Included in this workforce were married women, espeically black and immigrant women, whose families required two incomes, as well as women who were single, widowed, or had been deserted. Some of them held jobs as school teachers or worked in other professions. Most jobs held by women were low-paying and involved substandard conditions. Some suffrage organizations advocated improvement of working conditions for women. These groups were largely responsible for the changes in labor laws that are referred to as “protective legislation.”

Protective legislation limited the number of hours that a woman or child could work in certain jobs and guaranteed them a minimum wage. The legal result, however, was that men and women were treated differently in the work place. The major justifications were that

  • physical differences between men and women would make it dangerous for women to work;
  • the chronic fatigue of long hours would result in the deterioration of women's health; and
  • future generations would be affected by this deterioration in women's health.65

Wisconsin, the first state to pass this legislation, enacted a protective law in 1867, but a law passed in Massachusetts in 1874, and amended in 1902, provided the most common model:

. . . no woman shall be employed in laboring in a manufacturing or mechanical establishment more than ten hours in any one day, except as hereinafter provided in this section, unless a different apportionment in hours of labor is made for the sole purpose of making a shorter day's work for one day of the week; and in no case shall the hours of labor exceed fifty-eight in a week. . . . 66 [full item]
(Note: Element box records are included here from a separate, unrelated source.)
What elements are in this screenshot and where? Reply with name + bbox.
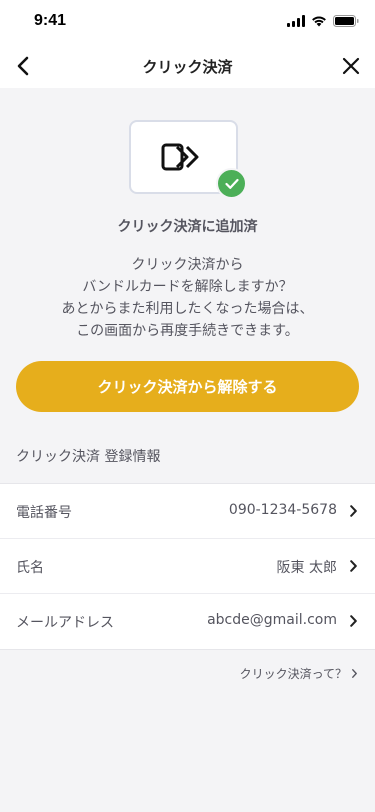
phone-number-value: 090-1234-5678 <box>228 502 337 518</box>
click-payment-logo-icon <box>161 143 199 171</box>
registration-info-list: 電話番号 090-1234-5678 氏名 阪東 太郎 メールアドレス abcd… <box>0 483 375 650</box>
email-label: メールアドレス <box>16 615 114 631</box>
email-value: abcde@gmail.com <box>207 612 337 628</box>
chevron-right-icon <box>352 669 357 678</box>
what-is-click-payment-link[interactable]: クリック決済って？ <box>240 665 357 682</box>
chevron-right-icon <box>350 560 357 572</box>
page-title: クリック決済 <box>142 58 233 76</box>
name-value: 阪東 太郎 <box>276 560 337 576</box>
navigation-bar: クリック決済 <box>0 44 375 88</box>
battery-icon <box>333 15 359 27</box>
added-check-badge <box>216 168 247 199</box>
wifi-icon <box>312 16 326 27</box>
phone-number-label: 電話番号 <box>16 505 72 521</box>
check-icon <box>225 178 239 189</box>
close-icon[interactable] <box>339 54 363 78</box>
description-line: あとからまた利用したくなった場合は、 <box>61 301 314 317</box>
status-icons <box>287 15 359 27</box>
added-status-title: クリック決済に追加済 <box>117 219 258 235</box>
description-line: バンドルカードを解除しますか？ <box>82 279 293 295</box>
description-line: この画面から再度手続きできます。 <box>76 323 299 339</box>
chevron-right-icon <box>350 615 357 627</box>
unregister-description: クリック決済から バンドルカードを解除しますか？ あとからまた利用したくなった場… <box>0 254 375 342</box>
unregister-button[interactable]: クリック決済から解除する <box>16 361 359 412</box>
help-link-label: クリック決済って？ <box>239 667 347 681</box>
cellular-signal-icon <box>287 15 305 27</box>
name-row[interactable]: 氏名 阪東 太郎 <box>0 539 375 594</box>
status-bar: 9:41 <box>0 0 375 44</box>
registration-section-heading: クリック決済 登録情報 <box>16 449 161 465</box>
chevron-right-icon <box>350 505 357 517</box>
email-row[interactable]: メールアドレス abcde@gmail.com <box>0 594 375 649</box>
status-time: 9:41 <box>34 12 67 29</box>
name-label: 氏名 <box>16 560 44 576</box>
description-line: クリック決済から <box>131 257 244 273</box>
phone-number-row[interactable]: 電話番号 090-1234-5678 <box>0 484 375 539</box>
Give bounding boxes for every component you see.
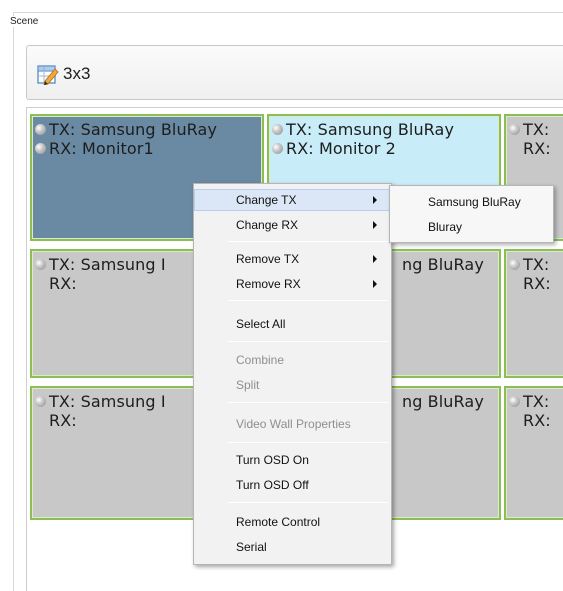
- menu-item-label: Combine: [236, 353, 285, 367]
- cell-tx-label: TX: Samsung I: [49, 255, 166, 274]
- menu-item-serial[interactable]: Serial: [194, 536, 391, 558]
- status-dot-icon: [35, 124, 46, 135]
- status-dot-icon: [509, 396, 520, 407]
- menu-separator: [228, 300, 388, 301]
- menu-item-label: Serial: [236, 540, 267, 554]
- menu-item-label: Split: [236, 378, 260, 392]
- submenu-arrow-icon: [373, 280, 377, 288]
- menu-item-label: Turn OSD On: [236, 453, 309, 467]
- menu-item-label: Remote Control: [236, 515, 321, 529]
- cell-tx-label: TX: Samsung BluRay: [286, 120, 455, 139]
- menu-item-video-wall-properties[interactable]: Video Wall Properties: [194, 413, 391, 435]
- cell-rx-label: RX: Monitor1: [49, 139, 154, 158]
- submenu-arrow-icon: [373, 255, 377, 263]
- submenu-item-samsung-bluray[interactable]: Samsung BluRay: [390, 191, 553, 213]
- scene-header: 3x3: [26, 45, 563, 100]
- cell-tx-label: TX:: [523, 120, 550, 139]
- menu-separator: [228, 502, 388, 503]
- menu-item-label: Video Wall Properties: [236, 417, 351, 431]
- cell-tx-label: TX:: [523, 255, 550, 274]
- status-dot-icon: [509, 124, 520, 135]
- submenu-arrow-icon: [373, 221, 377, 229]
- menu-separator: [228, 341, 388, 342]
- status-dot-icon: [35, 259, 46, 270]
- change-tx-submenu: Samsung BluRay Bluray: [389, 185, 554, 243]
- grid-cell[interactable]: TX: RX:: [504, 386, 563, 520]
- group-title: Scene: [8, 16, 41, 27]
- menu-item-remove-rx[interactable]: Remove RX: [194, 273, 391, 295]
- cell-tx-label: TX: Samsung I: [49, 392, 166, 411]
- menu-item-select-all[interactable]: Select All: [194, 313, 391, 335]
- menu-item-turn-osd-on[interactable]: Turn OSD On: [194, 449, 391, 471]
- submenu-item-bluray[interactable]: Bluray: [390, 216, 553, 238]
- status-dot-icon: [272, 143, 283, 154]
- menu-item-split[interactable]: Split: [194, 374, 391, 396]
- menu-item-label: Change TX: [236, 193, 297, 207]
- menu-item-combine[interactable]: Combine: [194, 349, 391, 371]
- status-dot-icon: [35, 396, 46, 407]
- menu-item-change-rx[interactable]: Change RX: [194, 214, 391, 236]
- menu-item-label: Select All: [236, 317, 286, 331]
- status-dot-icon: [35, 143, 46, 154]
- submenu-arrow-icon: [373, 196, 377, 204]
- menu-item-remote-control[interactable]: Remote Control: [194, 511, 391, 533]
- cell-rx-label: RX: Monitor 2: [286, 139, 396, 158]
- status-dot-icon: [272, 124, 283, 135]
- cell-rx-label: RX:: [49, 411, 77, 430]
- cell-rx-label: RX:: [523, 274, 551, 293]
- menu-item-remove-tx[interactable]: Remove TX: [194, 248, 391, 270]
- grid-cell[interactable]: TX: RX:: [504, 249, 563, 378]
- menu-item-label: Remove TX: [236, 252, 300, 266]
- status-dot-icon: [509, 259, 520, 270]
- menu-item-change-tx[interactable]: Change TX: [194, 189, 391, 211]
- cell-rx-label: RX:: [523, 139, 551, 158]
- edit-table-icon[interactable]: [37, 63, 59, 85]
- submenu-item-label: Samsung BluRay: [428, 195, 521, 209]
- cell-rx-label: RX:: [49, 274, 77, 293]
- cell-tx-label: TX:: [523, 392, 550, 411]
- context-menu: Change TX Change RX Remove TX Remove RX …: [193, 183, 392, 565]
- menu-separator: [228, 241, 388, 242]
- cell-tx-label: ng BluRay: [402, 392, 484, 411]
- menu-separator: [228, 402, 388, 403]
- submenu-item-label: Bluray: [428, 220, 463, 234]
- menu-item-label: Turn OSD Off: [236, 478, 309, 492]
- cell-tx-label: TX: Samsung BluRay: [49, 120, 218, 139]
- menu-item-turn-osd-off[interactable]: Turn OSD Off: [194, 474, 391, 496]
- menu-item-label: Change RX: [236, 218, 299, 232]
- cell-rx-label: RX:: [523, 411, 551, 430]
- menu-item-label: Remove RX: [236, 277, 301, 291]
- cell-tx-label: ng BluRay: [402, 255, 484, 274]
- scene-name: 3x3: [63, 64, 91, 83]
- menu-separator: [228, 442, 388, 443]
Although the laws were designed to protect the working woman's health, welfare, and morals until she married, not all employers and employees were satisfied with the legislation. Employers filed suit to have the statutes voided for being unconstitutional. Muller v. Oregon was one of the most famous of these cases.67 In it, the U.S. Supreme Court upheld the constitutionality of protective laws. Oregon's defense team was led by Louis D. Brandeis, a progressive attorney who became an associate justice of the Supreme Court before Mullerwas decided.68

Promulgation of minimum wage laws for women in the states followed their legislation of maximum hours. An example is the 1918 District of Columbia law that later became the subject of litigation:

Sec. 23. That this Act shall be known as the “District of Columbia minimum-wage law.” The purposes of the Act are to protect the women and minors of the District from conditions detrimental to their health and morals, resulting from wages which are inadequate to maintain decent standards of living; and the Act in each of its provisions and in its entirety shall be interpreted to effectuate these purposes.69

Employers contested these laws too; law suits were filed declaring them unconstitutional and in violation of the liberty-of-contract doctrine.70 In 1923, Adkins v. Children's Hospital was appealed to the U.S. Supreme Court, which ruled the law unconstitutional.71 Other state courts, following the precedent set by the Supreme Court, ruled that their state statutes were likewise unconstitutional. Fourteen years later, however, the U.S. Supreme Court reversed its decision and held that a law concerning the minimum wage for women in the State of Washington was constitutional.72

Although these laws guaranteed a minimum wage for women and children, they created unintentional inequities. Protective legislation gave courts the grounds for rendering inequitable decisions. It was not until the Civil Rights Act of 1964 that women enjoyed legislation granting equality in the workplace and the firm legal grounds to enforce such laws in court.

In employment, as in suffrage and possession of property, the legal history of women's struggle for equality mirrored what was happening in the society at large and amplifies our understanding of it.